Foi atendido pela Bia. Não costumava ir ao RH. Pouco participava de reuniões. Era temido e evitado por quase todos no escritório. Não era de conversar muito, mas se exaltava fácil ante qualquer desorganização, ainda que não tivesse nada o que ver com aquilo. Uma caneta fora de lugar na mesa de alguém, uma folha de papel sem função aparente. A Bia era leve, relaxada no último grau. A mesa vazia não era sinal de organização, era acaso. Mas o Ivan se encantou mais pela mesa sem defeitos visíveis do que pela muito visível Bia, do alto de seu metro e quase oitenta, seus olhos claros e cabelos louros esvoaçantes. A Bia sabia de seus encantos, mas não era uma pessoa que se aproveitasse disso. Gostava mesmo era de tomar cerveja com a turma do trabalho, jogar futebol na praia no fim de semana, nadar no mar, fazer trilhas. A saúde excepcional permitia que ela mantivesse aquela pele de porcelana mesmo submetendo o corpo a essa quantidade de atividades, nem todas muito saudáveis strictu sensu. O Ivan não sabia de nada disso. Em sua classificação, Bia acabava de ser inserida como “organizada”. Era o degrau mais alto em sua hierarquia. Não conhecia outro funcionário ou funcionária, em seu círculo obtuso de observações, que tivesse chegado a esse patamar.

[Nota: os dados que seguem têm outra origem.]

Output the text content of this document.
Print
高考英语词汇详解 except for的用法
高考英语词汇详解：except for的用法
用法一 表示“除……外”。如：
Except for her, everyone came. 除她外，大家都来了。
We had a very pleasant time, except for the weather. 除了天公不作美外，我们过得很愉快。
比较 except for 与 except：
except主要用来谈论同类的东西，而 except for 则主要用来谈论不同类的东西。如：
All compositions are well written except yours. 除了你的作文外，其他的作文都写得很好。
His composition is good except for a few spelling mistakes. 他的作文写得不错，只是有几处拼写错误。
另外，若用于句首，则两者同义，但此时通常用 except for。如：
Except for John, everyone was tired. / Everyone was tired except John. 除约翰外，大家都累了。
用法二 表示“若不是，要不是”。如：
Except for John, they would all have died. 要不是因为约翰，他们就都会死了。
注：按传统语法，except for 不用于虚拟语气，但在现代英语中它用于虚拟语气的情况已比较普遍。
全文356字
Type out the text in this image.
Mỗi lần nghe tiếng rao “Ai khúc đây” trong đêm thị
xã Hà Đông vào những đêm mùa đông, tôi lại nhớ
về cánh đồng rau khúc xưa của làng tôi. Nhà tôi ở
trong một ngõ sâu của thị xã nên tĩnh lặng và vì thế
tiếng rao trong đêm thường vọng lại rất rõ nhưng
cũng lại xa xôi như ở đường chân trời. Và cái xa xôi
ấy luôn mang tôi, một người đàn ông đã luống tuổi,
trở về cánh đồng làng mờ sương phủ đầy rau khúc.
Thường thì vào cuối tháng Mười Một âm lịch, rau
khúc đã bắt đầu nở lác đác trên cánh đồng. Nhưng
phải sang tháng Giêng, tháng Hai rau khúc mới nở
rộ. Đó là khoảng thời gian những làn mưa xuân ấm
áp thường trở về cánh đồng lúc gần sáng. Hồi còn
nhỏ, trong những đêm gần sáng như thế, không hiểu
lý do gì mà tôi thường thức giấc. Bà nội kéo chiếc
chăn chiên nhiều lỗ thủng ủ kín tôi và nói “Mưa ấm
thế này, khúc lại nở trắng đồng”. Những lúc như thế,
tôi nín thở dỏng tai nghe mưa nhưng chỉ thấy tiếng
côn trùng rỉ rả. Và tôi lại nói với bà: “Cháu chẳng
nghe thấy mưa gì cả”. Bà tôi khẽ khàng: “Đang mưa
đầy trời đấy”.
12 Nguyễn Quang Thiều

Bia o atendeu corretamente. Espantou-se com as férias não gozadas do Ivan, mas não quis puxar assunto a respeito. Já ouvira falar do contador sênior que não gostava de conversa. Acabou achando o Ivan simpático. Ele não expressou em palavras a admiração que sentiu pela mesa organizada, mas dirigiu à Bia olhares lânguidos de admirador. Era a primeira vez que se comportava assim, pensou. E se sentiu ridículo. Corrigiu a postura na cadeira e tratou com cordialidade a – agora até notara – bela moça que o atendeu e lhe passou o memorando de férias.

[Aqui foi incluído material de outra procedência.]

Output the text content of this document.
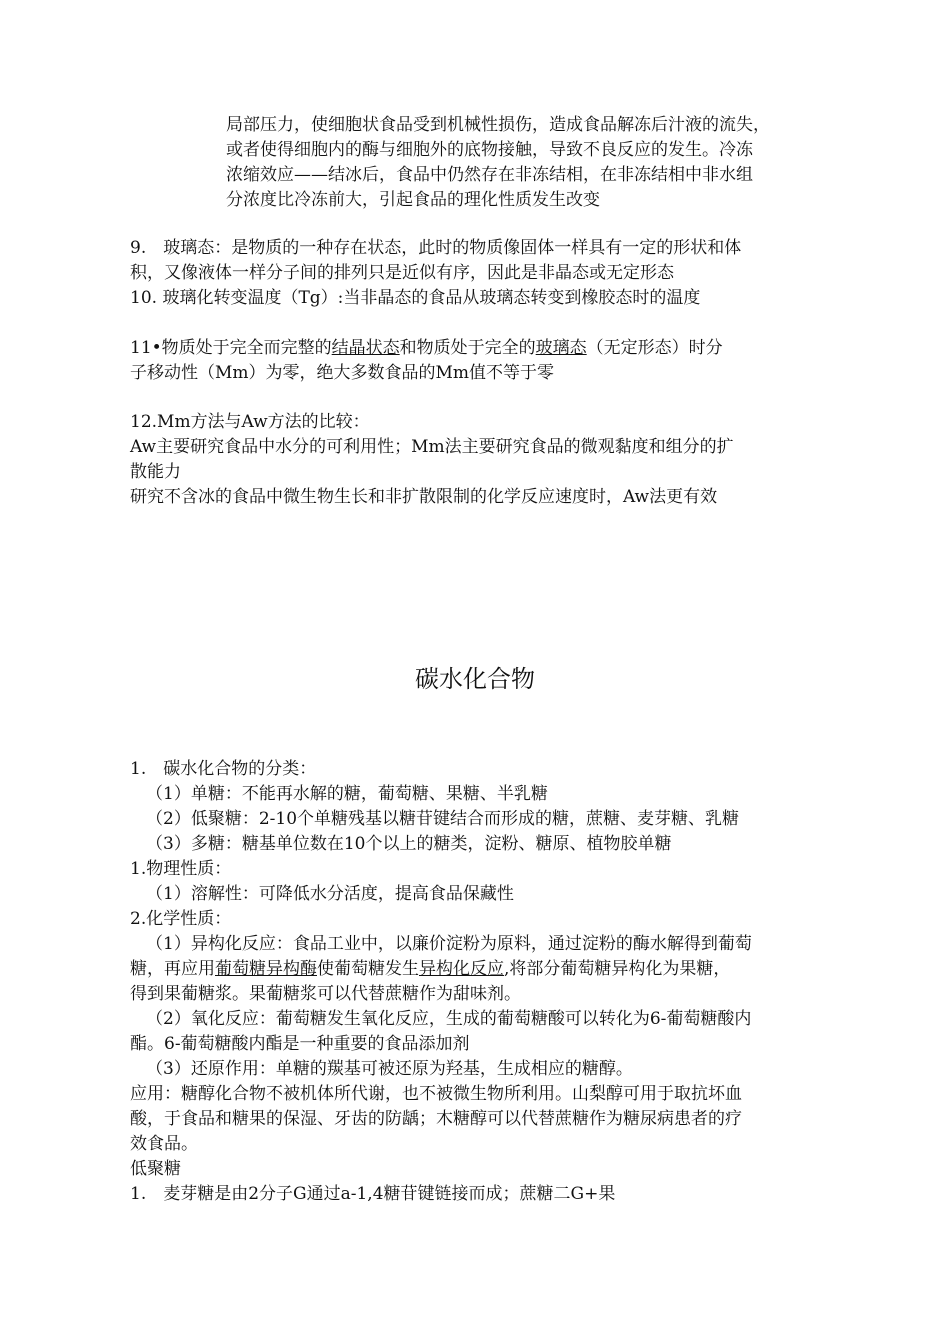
局部压力，使细胞状食品受到机械性损伤，造成食品解冻后汁液的流失，
或者使得细胞内的酶与细胞外的底物接触，导致不良反应的发生。冷冻
浓缩效应——结冰后，食品中仍然存在非冻结相，在非冻结相中非水组
分浓度比冷冻前大，引起食品的理化性质发生改变
9.　玻璃态：是物质的一种存在状态，此时的物质像固体一样具有一定的形状和体
积，又像液体一样分子间的排列只是近似有序，因此是非晶态或无定形态
10. 玻璃化转变温度（Tg）:当非晶态的食品从玻璃态转变到橡胶态时的温度
11•物质处于完全而完整的结晶状态和物质处于完全的玻璃态（无定形态）时分
子移动性（Mm）为零，绝大多数食品的Mm值不等于零
12.Mm方法与Aw方法的比较：
Aw主要研究食品中水分的可利用性；Mm法主要研究食品的微观黏度和组分的扩
散能力
研究不含冰的食品中微生物生长和非扩散限制的化学反应速度时，Aw法更有效
碳水化合物
1.　碳水化合物的分类：
（1）单糖：不能再水解的糖，葡萄糖、果糖、半乳糖
（2）低聚糖：2-10个单糖残基以糖苷键结合而形成的糖，蔗糖、麦芽糖、乳糖
（3）多糖：糖基单位数在10个以上的糖类，淀粉、糖原、植物胶单糖
1.物理性质：
（1）溶解性：可降低水分活度，提高食品保藏性
2.化学性质：
（1）异构化反应：食品工业中，以廉价淀粉为原料，通过淀粉的酶水解得到葡萄
糖，再应用葡萄糖异构酶使葡萄糖发生异构化反应,将部分葡萄糖异构化为果糖，
得到果葡糖浆。果葡糖浆可以代替蔗糖作为甜味剂。
（2）氧化反应：葡萄糖发生氧化反应，生成的葡萄糖酸可以转化为6-葡萄糖酸内
酯。6-葡萄糖酸内酯是一种重要的食品添加剂
（3）还原作用：单糖的羰基可被还原为羟基，生成相应的糖醇。
应用：糖醇化合物不被机体所代谢，也不被微生物所利用。山梨醇可用于取抗坏血
酸，于食品和糖果的保湿、牙齿的防龋；木糖醇可以代替蔗糖作为糖尿病患者的疗
效食品。
低聚糖
1.　麦芽糖是由2分子G通过a-1,4糖苷键链接而成；蔗糖二G+果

As férias foram exatamente como planejara. Anotou novos vizinhos, percebeu que havia novos cachorros na vizinhança (anotava os latidos e supunha o tamanho do cão pelo som que emitia. Quando encontrava na rua, tentava relacionar animais e latidos), assistiu a diversos filmes, fez anotações sobre eles, anotou quais árvores da praça próxima estavam em melhor estado, quais floriram, quais frutificaram, quais estavam doentes. Notou um novo ninho de maritacas num coqueiro de um jardim próximo e dedicou um bom tempo à classificação dos funcionários que conhecia no escritório. Havia os altos e os baixos, os falantes e os calados, os mais ou menos competentes. Nenhum deles merecera, até ali, sua admiração pela organização. Bia era mesmo surpreendente.
A única classificação física que fazia era aquela relacionada à altura. E na volta para o escritório, imediatamente lembrou de incluir Bia entre os altos. Tinha ficado fascinado pela organização e não notara essa outra característica da moça.
Não tardou e deu de cara com ela no café. Normalmente não frequentava mas, ainda em clima de volta de férias, resolveu ver se algo havia mudado no escritório em que trabalhava há tantos anos. Assim como não notara antes a Bia, que já tinha três anos na casa, poderia ter deixado de notar alguma outra pessoa e mesmo – quem sabe – alguém que merecesse a classificação máxima em seus critérios. Ao chegar, percebeu um burburinho que quase o desanimou. Havia gente demais no café, um falatório de que não gostava. Se sentia incomodado com muita coisa e só não havia se demitido do escritório ainda porque o fundador, amigo de seu pai, tinha lhe dado o emprego em confiança logo que saiu da universidade, sabedor que era das dificuldades de socialização do Ivanzinho.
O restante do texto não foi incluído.